Y ahí radica uno de los secretos del éxito de Jarre: la dimensión humana. Su paleta tonal puede ser etérea y de otro mundo, pero él mismo sigue siendo el punto focal y es una estrella en el sentido clásico. Donde el sueño de Tangerine Dream desapareció en catedrales góticas, y Kraftwerk intentó diseñarse fuera de la existencia con reemplazos robóticos, Jarre fue siempre el centro del escenario, rodeado de parafernalia de alta tecnología, iluminado como un árbol de Navidad junto a un millón de fuegos artificiales que explotaban arriba.
Es una celebridad que ha estado casada tres veces, dos de ellas con actrices, y un programa de chat de televisión regular en revistas de entretenimiento como ¡Hola! ¿Cuánto sabes sobre la vida privada de Edgar Froese o Ralf Hütter?
Además de que Jarre presenta una cara humana, sus primeras composiciones tenían una sensación orgánica que atraía a muchos que de otro modo no se habrían considerado fanáticos de la música electrónica. Sus tonos cálidos, melodías burbujeantes y sutiles influencias de la música folclórica francesa crearon un mundo sonoro acogedor y reconfortante, incluso cuando el estado de ánimo era melancólico o reflexivo. Crucialmente, su naturaleza instrumental permitió que su música cruzara fronteras culturales y se convirtiera en un lenguaje verdaderamente universal.
«Lo único único en la música instrumental es que estás en el proceso narrativo directo», dice Jarre. “Estás proporcionando una historia a alguien. La música instrumental es la forma de expresión más interactiva, donde le das al público la libertad de construir su propia historia, su propio escenario o su propia película en sus mentes.
Siempre pensé que era artificial llamar a una parte de Oxígeno: tonto en una colina cuando no cuento la historia de un tonto en una colina!
«Siempre sentí que había algo muy especial en la música sin palabras. Desde los años 60, cuando hablamos de música, estamos hablando de canciones. Pero las canciones son solo una parte de lo que es la música; históricamente, la música no tiene palabras.
“Para mí, la música electrónica es como la pintura: lidiar con diferentes texturas y colores para crear perspectivas y paisajes sonoros en lugar de contar una historia. La razón por la cual muchos de mis álbumes están divididos en partes es que siempre pensé que era artificial llamar a una parte Oxígeno: tonto en una colina cuando no cuento la historia de un tonto en una colina!
En su primera audiencia, su música sonaba altamente futurista. Las líneas limpias y el pulso preciso evocar visiones de una era maravillosa por venir, una era de iluminación para una humanidad unida. La imagen de Jarre en la parte posterior de Equinoccio lo representa en un traje espacial plateado, situado frente a un paisaje urbano amplio y limpio al atardecer. Es una imagen del hombre, su entorno urbano y su naturaleza en armonía, una visión tentadora de un futuro positivo para la humanidad que se establece en la banda sonora.

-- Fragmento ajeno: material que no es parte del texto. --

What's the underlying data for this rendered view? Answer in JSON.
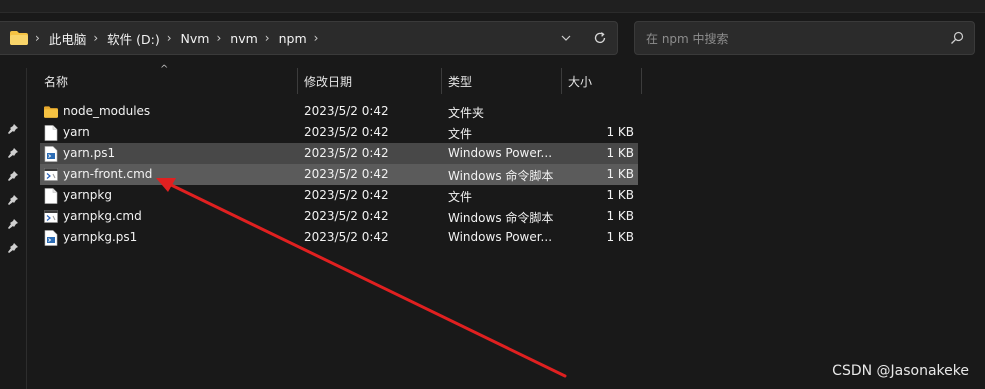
{
  "breadcrumb": {
    "items": [
      "此电脑",
      "软件 (D:)",
      "Nvm",
      "nvm",
      "npm"
    ]
  },
  "search": {
    "placeholder": "在 npm 中搜索"
  },
  "columns": {
    "name": "名称",
    "date": "修改日期",
    "type": "类型",
    "size": "大小"
  },
  "files": [
    {
      "name": "node_modules",
      "date": "2023/5/2 0:42",
      "type": "文件夹",
      "size": "",
      "icon": "folder-icon"
    },
    {
      "name": "yarn",
      "date": "2023/5/2 0:42",
      "type": "文件",
      "size": "1 KB",
      "icon": "file-icon"
    },
    {
      "name": "yarn.ps1",
      "date": "2023/5/2 0:42",
      "type": "Windows Power...",
      "size": "1 KB",
      "icon": "powershell-script-icon"
    },
    {
      "name": "yarn-front.cmd",
      "date": "2023/5/2 0:42",
      "type": "Windows 命令脚本",
      "size": "1 KB",
      "icon": "cmd-script-icon"
    },
    {
      "name": "yarnpkg",
      "date": "2023/5/2 0:42",
      "type": "文件",
      "size": "1 KB",
      "icon": "file-icon"
    },
    {
      "name": "yarnpkg.cmd",
      "date": "2023/5/2 0:42",
      "type": "Windows 命令脚本",
      "size": "1 KB",
      "icon": "cmd-script-icon"
    },
    {
      "name": "yarnpkg.ps1",
      "date": "2023/5/2 0:42",
      "type": "Windows Power...",
      "size": "1 KB",
      "icon": "powershell-script-icon"
    }
  ],
  "watermark": "CSDN @Jasonakeke",
  "colors": {
    "background": "#191919",
    "selected_row": "#484848",
    "hover_row": "#5b5b5b",
    "annotation_arrow": "#e02020",
    "folder": "#f6c343"
  }
}
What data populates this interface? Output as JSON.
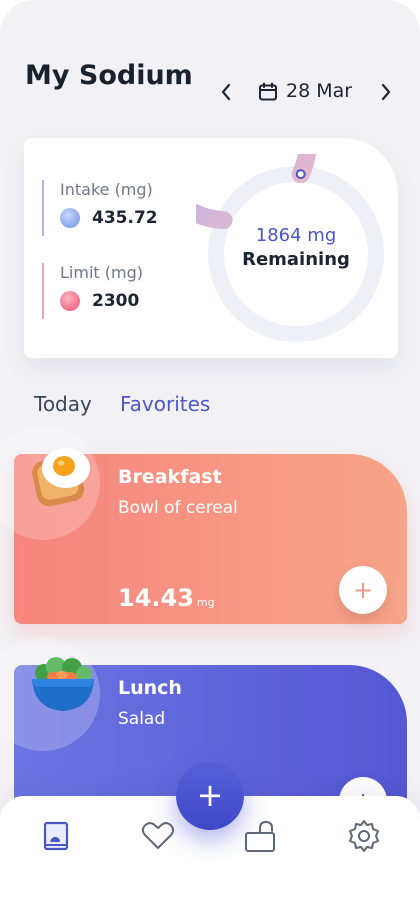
{
  "header": {
    "title": "My Sodium",
    "date": "28 Mar",
    "prev_icon": "chevron-left-icon",
    "next_icon": "chevron-right-icon",
    "calendar_icon": "calendar-icon"
  },
  "summary": {
    "intake_label": "Intake (mg)",
    "intake_value": "435.72",
    "limit_label": "Limit (mg)",
    "limit_value": "2300",
    "remaining_amount": "1864 mg",
    "remaining_label": "Remaining",
    "remaining_fraction": 0.81,
    "colors": {
      "accent": "#4d58c4",
      "ring_start": "#4a55c6",
      "ring_end": "#f6b7c4"
    }
  },
  "tabs": [
    {
      "label": "Today",
      "active": false
    },
    {
      "label": "Favorites",
      "active": true
    }
  ],
  "meals": [
    {
      "name": "Breakfast",
      "description": "Bowl of cereal",
      "amount": "14.43",
      "unit": "mg",
      "icon": "egg-toast-icon",
      "color": "#f6857e"
    },
    {
      "name": "Lunch",
      "description": "Salad",
      "icon": "salad-bowl-icon",
      "color": "#5457d2"
    }
  ],
  "bottom_nav": {
    "items": [
      "journal-icon",
      "heart-icon",
      "unlock-icon",
      "gear-icon"
    ],
    "fab": "+",
    "add_symbol": "+"
  }
}
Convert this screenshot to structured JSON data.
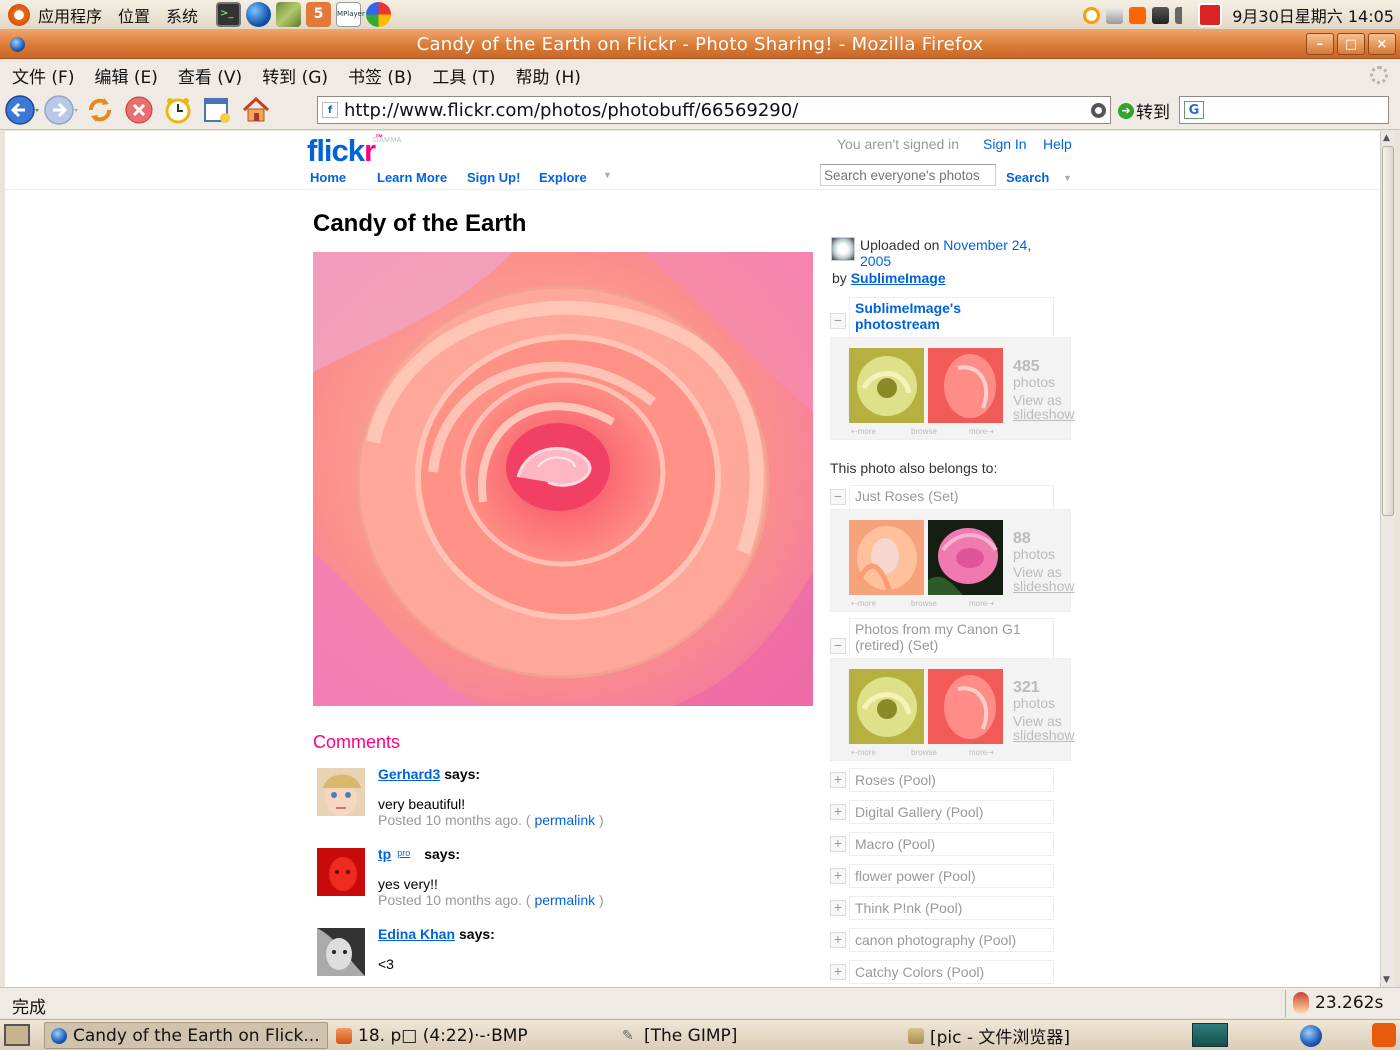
{
  "panel": {
    "menus": [
      "应用程序",
      "位置",
      "系统"
    ],
    "launchers": [
      "terminal-icon",
      "browser-icon",
      "books-icon",
      "html5-icon",
      "mplayer-icon",
      "picasa-icon"
    ],
    "mplayer_label": "MPlayer",
    "clock": "9月30日星期六 14:05"
  },
  "window": {
    "title": "Candy of the Earth on Flickr - Photo Sharing! - Mozilla Firefox",
    "minimize": "–",
    "maximize": "□",
    "close": "×"
  },
  "menubar": [
    "文件 (F)",
    "编辑 (E)",
    "查看 (V)",
    "转到 (G)",
    "书签 (B)",
    "工具 (T)",
    "帮助 (H)"
  ],
  "navbar": {
    "url": "http://www.flickr.com/photos/photobuff/66569290/",
    "favicon": "f",
    "go_label": "转到",
    "search_engine": "G"
  },
  "flickr": {
    "logo_a": "flick",
    "logo_b": "r",
    "logo_tm": "™",
    "gamma": "GAMMA",
    "signed_in": "You aren't signed in",
    "sign_in": "Sign In",
    "help": "Help",
    "nav": [
      "Home",
      "Learn More",
      "Sign Up!",
      "Explore"
    ],
    "search_placeholder": "Search everyone's photos",
    "search_button": "Search"
  },
  "photo": {
    "title": "Candy of the Earth",
    "uploaded_prefix": "Uploaded on",
    "uploaded_date": "November 24, 2005",
    "by_prefix": "by",
    "owner": "SublimeImage"
  },
  "comments": {
    "heading": "Comments",
    "says": "says:",
    "posted_prefix": "Posted 10 months ago. (",
    "permalink": "permalink",
    "posted_suffix": ")",
    "items": [
      {
        "user": "Gerhard3",
        "pro": "",
        "text": "very beautiful!",
        "show_meta": true
      },
      {
        "user": "tp",
        "pro": "pro",
        "text": "yes very!!",
        "show_meta": true
      },
      {
        "user": "Edina Khan",
        "pro": "",
        "text": "<3",
        "show_meta": false
      }
    ]
  },
  "sidebar": {
    "belongs": "This photo also belongs to:",
    "view_as": "View as",
    "slideshow": "slideshow",
    "photos_label": "photos",
    "more_l": "⇠more",
    "browse": "browse",
    "more_r": "more⇢",
    "photostream": {
      "title": "SublimeImage's photostream",
      "count": "485"
    },
    "sets": [
      {
        "title": "Just Roses (Set)",
        "count": "88"
      },
      {
        "title": "Photos from my Canon G1 (retired) (Set)",
        "count": "321"
      }
    ],
    "pools": [
      "Roses (Pool)",
      "Digital Gallery (Pool)",
      "Macro (Pool)",
      "flower power (Pool)",
      "Think P!nk (Pool)",
      "canon photography (Pool)",
      "Catchy Colors (Pool)"
    ],
    "minus": "−",
    "plus": "+"
  },
  "status": {
    "text": "完成",
    "timer": "23.262s"
  },
  "taskbar": [
    {
      "label": "Candy of the Earth on Flick...",
      "icon": "firefox-icon",
      "active": true
    },
    {
      "label": "18. p□ (4:22)·-·BMP",
      "icon": "image-viewer-icon",
      "active": false
    },
    {
      "label": "[The GIMP]",
      "icon": "gimp-icon",
      "active": false
    },
    {
      "label": "[pic - 文件浏览器]",
      "icon": "folder-icon",
      "active": false
    }
  ],
  "colors": {
    "flickr_blue": "#0063dc",
    "flickr_pink": "#ff0084",
    "title_orange": "#d97a35"
  }
}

(Crédito de la imagen: Getty Images)
La sensación de alegría y asombro en Oxígeno y Equinoccio nunca se ha perdido. La humanidad puede estar más alejada que nunca del futuro utópico de promesas pasadas, pero Jarre mantiene su visión positiva.

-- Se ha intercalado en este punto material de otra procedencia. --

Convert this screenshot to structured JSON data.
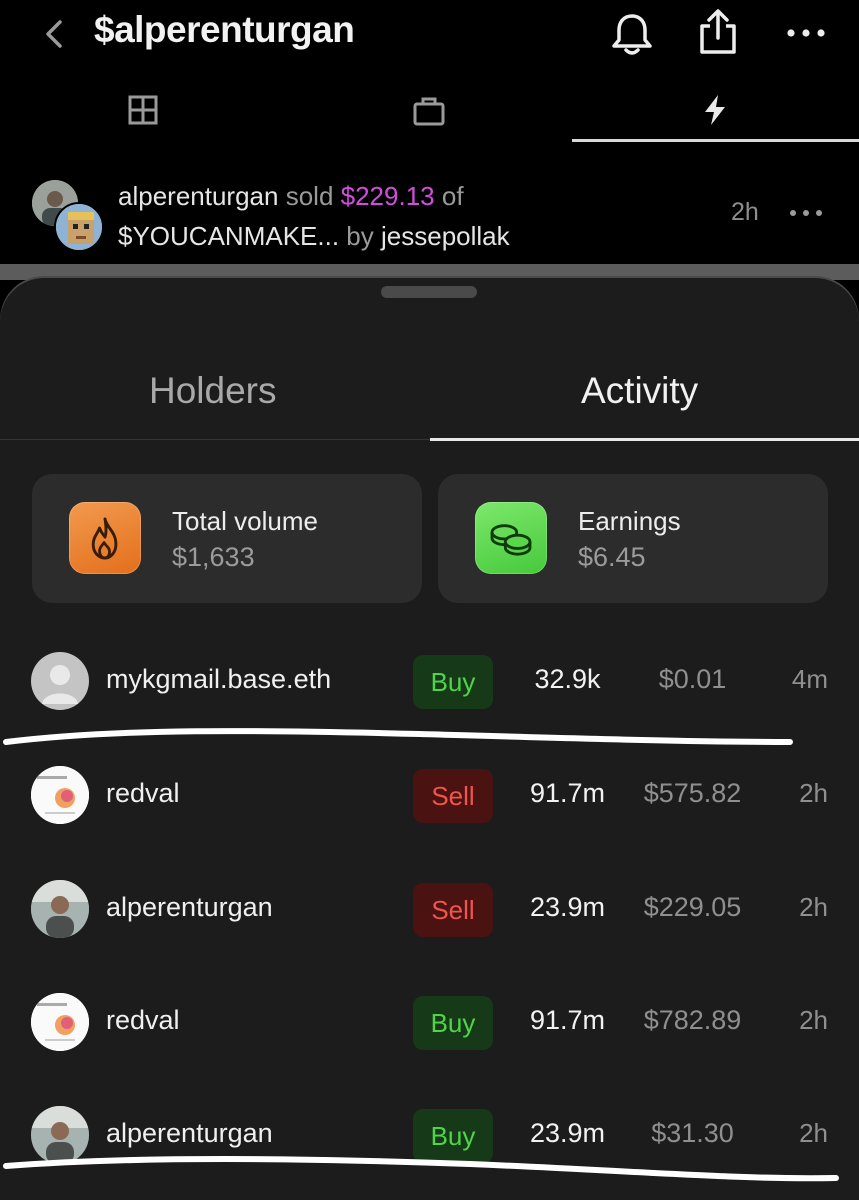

Su última gira se denomina 2010 por más que la razón evidente. Es un homenaje a Arthur C. Clarke, la imponente figura literaria y científica que ha influido considerablemente en la vida y el trabajo de Jarre. Se podría incluso llamarlo su mentor. Al final, los sentimientos de admiración fueron mutuos, con Clarke escribiendo en su libro 2010: Odyssey dos: «Escuché obsesivamente todos los álbumes de Jean Michel Jarre, hasta el punto de conocer cada nota de memoria. Su música me acompañó mientras escribía».
Nuestra relación con el futuro está llena de ansiedad y culpa… es bastante arrogante pensar que tenemos el futuro del planeta en nuestras manos.
Jarre dice: «¡No podía creer lo que veía cuando vi eso! Soy un gran fan de 2001, el libro y la película. Estuve en Londres en 1982 cuando salió la secuela 2010. Compré el libro y me sorprendió ver mi nombre en los agradecimientos. Entonces le escribí una carta y comenzamos a correspondencia. Era un personaje muy interesante. Así que pensé que, al comenzar este proyecto mundial realmente especial en 2010, sería bueno simplemente llamarlo 2010 como homenaje a él».
La pareja compartió una sensación de posibilidades ilimitadas y sin explotar para el desarrollo futuro de la raza humana. Al buscar nuevos mundos sonoros, Jarre continúa su búsqueda de toda la vida para reinventar lo que la música puede ser, para inspirar a otros a trascender sus supuestas limitaciones y perseguir lo imposible.
«Tenemos una visión sombría del mañana», dice. «Nuestra relación con el futuro está llena de ansiedad y culpa por la contaminación, el medio ambiente, el calentamiento global, cómo vamos a sobrevivir en el planeta y todo eso. Incluso si es parcialmente cierto, creo que es bastante arrogante pensar que tenemos el futuro del planeta en nuestras manos.
«Hay mucha limitación en todo esto y es hora de restaurar una visión dinámica para el futuro que no solo esté vinculada al reciclaje de nuestra basura y todas esas cosas. Personas como Arthur C. Clarke nos han dado una perspectiva muy optimista del futuro. Era como si, después del año 2000, nada fuera a ser igual. Teníamos muchas esperanzas, fantasías y sueños sobre el futuro.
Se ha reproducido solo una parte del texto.